If you are looking to pipe this as a closed loop, such as a configuration for a heating loop, all you need to do is start with one long pipe and add an elbow at one end, next is a nipple, then the next elbow, then the next long pipe and so on. this will give you a closed loop. IF this is not what you want, please explain what you want the end product to be and what you will be using it for.

  • Se OP: I'm trying to build a shelf out of industrial pipes, and this would be the frame.
    – Attilio
    Jul 26, 2021 at 7:46

There is also a slimline union method. You can get a straight iron (gas barrel) connector which is completely threaded on the inside. You cut (parallel) threads on one of the pipe ends to be connected so you can wind a locknut, and connector, completely onto it.

You thread the normal amount (tapered) of the end of the other pipe to be connected, apply tape or sealant, and back the connector off the pipe it is on, and onto the other pipe, until it seals on the taper.

You then tape and seal around the other end of the connector, and back the locknut up to it enough to seal that end too. It's not a great seal because the thread isn't tapered, but iron pipe fills any gaps with rust in a day or two.


Most threaded pipes an fittings for water use are tapered so that the fit gets tighter as you thread the pieces together.

If you get pipes that have straight threads for "A" and "C", you can first thread one end in farther than you need to, and then as you thread in the opposite end, it will unscrew, but not all the way.
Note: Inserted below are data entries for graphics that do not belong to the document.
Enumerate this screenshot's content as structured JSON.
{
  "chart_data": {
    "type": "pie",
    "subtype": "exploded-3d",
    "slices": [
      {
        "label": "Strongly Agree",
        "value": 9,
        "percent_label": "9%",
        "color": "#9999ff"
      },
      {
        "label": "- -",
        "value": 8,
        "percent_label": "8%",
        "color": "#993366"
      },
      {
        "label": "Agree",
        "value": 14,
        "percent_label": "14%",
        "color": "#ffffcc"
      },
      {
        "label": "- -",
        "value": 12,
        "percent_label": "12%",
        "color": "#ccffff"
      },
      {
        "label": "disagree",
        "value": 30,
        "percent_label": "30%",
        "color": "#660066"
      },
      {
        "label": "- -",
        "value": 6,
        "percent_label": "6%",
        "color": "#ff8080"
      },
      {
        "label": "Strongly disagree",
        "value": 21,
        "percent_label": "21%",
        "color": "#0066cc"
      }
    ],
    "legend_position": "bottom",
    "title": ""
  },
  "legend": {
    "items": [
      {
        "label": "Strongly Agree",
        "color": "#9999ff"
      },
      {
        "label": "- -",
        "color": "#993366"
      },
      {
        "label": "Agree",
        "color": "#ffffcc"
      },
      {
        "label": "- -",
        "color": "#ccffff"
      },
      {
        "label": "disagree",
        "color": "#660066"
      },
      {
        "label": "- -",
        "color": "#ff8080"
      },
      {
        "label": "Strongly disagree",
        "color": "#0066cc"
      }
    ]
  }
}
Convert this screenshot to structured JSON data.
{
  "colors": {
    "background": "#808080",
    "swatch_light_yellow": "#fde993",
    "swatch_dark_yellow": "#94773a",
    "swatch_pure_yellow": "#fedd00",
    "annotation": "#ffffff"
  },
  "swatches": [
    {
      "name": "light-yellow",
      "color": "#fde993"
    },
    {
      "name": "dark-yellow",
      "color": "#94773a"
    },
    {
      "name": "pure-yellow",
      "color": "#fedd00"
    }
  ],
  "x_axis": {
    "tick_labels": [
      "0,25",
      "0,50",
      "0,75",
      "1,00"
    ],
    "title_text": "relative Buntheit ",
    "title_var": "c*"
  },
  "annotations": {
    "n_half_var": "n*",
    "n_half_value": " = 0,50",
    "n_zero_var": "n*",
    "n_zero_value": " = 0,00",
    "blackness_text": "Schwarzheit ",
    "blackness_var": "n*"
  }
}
Unfortunately, pipes and fittings with straight threads will probably be more expensive and harder to obtain than tapered.

Comparison of threads (from Parker Hannifin blog.) Comparison of threads

  • How good are you at welding?
    – Gil
    Jul 26, 2021 at 18:36
  • @Gil Haven't welded anything in 30 years. Soldering, sure.
    – Theodore
    Jul 26, 2021 at 19:55

You cheat

You make a saw cut halfway down the least observable part of the pipe. Now the 2 halves of that pipe can rotate independently.

How do you keep them physically aligned? Install inside it, a pipe or rod whose OD is slightly smaller than the ID of the pipe. This sleight-of-hand pipe won't have any strength in tension, so don't depend on it for that. I suppose you could drill holes and drive shear pins through it if you needed that.

  • The thing is, I want something that can bear lot of weight, I'm not interested too much in aesthetics. In that case, I'd rather simply omit the third pipe.